Apache Johnzon vs Jackson Apache Johnzon vs Jackson apache apache

Apache Johnzon vs Jackson


There are some performance benchmarks up on github. But for each of them you really have to verify if the benchmark is actually correctly implemented. For what I've seen most benchmarks use the official javax.* APIs in a sub-optimal way. Most use Json.createGenerator, etc but they should actually use JsonProvider.provider() and store this away for your operations. Then call createGenerator etc on this JsonProvider. That way you can make sure that you really get comparable results.We have done quite a few tests and for me the numbers of Johnzon look really good. And especially since it's much smaller than most other JSON libs.
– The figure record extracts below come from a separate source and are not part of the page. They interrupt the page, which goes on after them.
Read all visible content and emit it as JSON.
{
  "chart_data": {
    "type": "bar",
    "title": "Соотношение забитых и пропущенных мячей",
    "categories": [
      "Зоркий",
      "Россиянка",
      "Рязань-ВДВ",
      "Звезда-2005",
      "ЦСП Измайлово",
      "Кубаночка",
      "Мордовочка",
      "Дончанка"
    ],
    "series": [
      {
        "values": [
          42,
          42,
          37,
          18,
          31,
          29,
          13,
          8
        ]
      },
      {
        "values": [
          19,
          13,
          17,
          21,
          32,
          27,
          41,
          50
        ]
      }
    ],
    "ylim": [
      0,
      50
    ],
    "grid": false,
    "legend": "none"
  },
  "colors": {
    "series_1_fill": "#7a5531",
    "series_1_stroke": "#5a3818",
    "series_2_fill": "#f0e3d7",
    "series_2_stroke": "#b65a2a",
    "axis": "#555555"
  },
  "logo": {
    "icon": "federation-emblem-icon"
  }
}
As mentioned in several other sources and mailing lists(TomEE, for example), the performance gain, if any, is negligible especially when you compare it to the overall request-response processing chain.

If you use Spring Boot, you will find a lot more community support and flexibility in terms of features for Jackson.Jackson has tons of different modules and good support for other JVM languages(for example KotlinModule).

We, in my project, also use quite a lot of Clojure, where we use Cheshire, which relies on Jackson under the hood.

In the end, it's up to you what to use and whether the cases I mentioned are applicable to your project, but so far I haven't seen any compelling performance reports about Johnson and until it happens, I would go for a library with a lot higher adoption in the industry.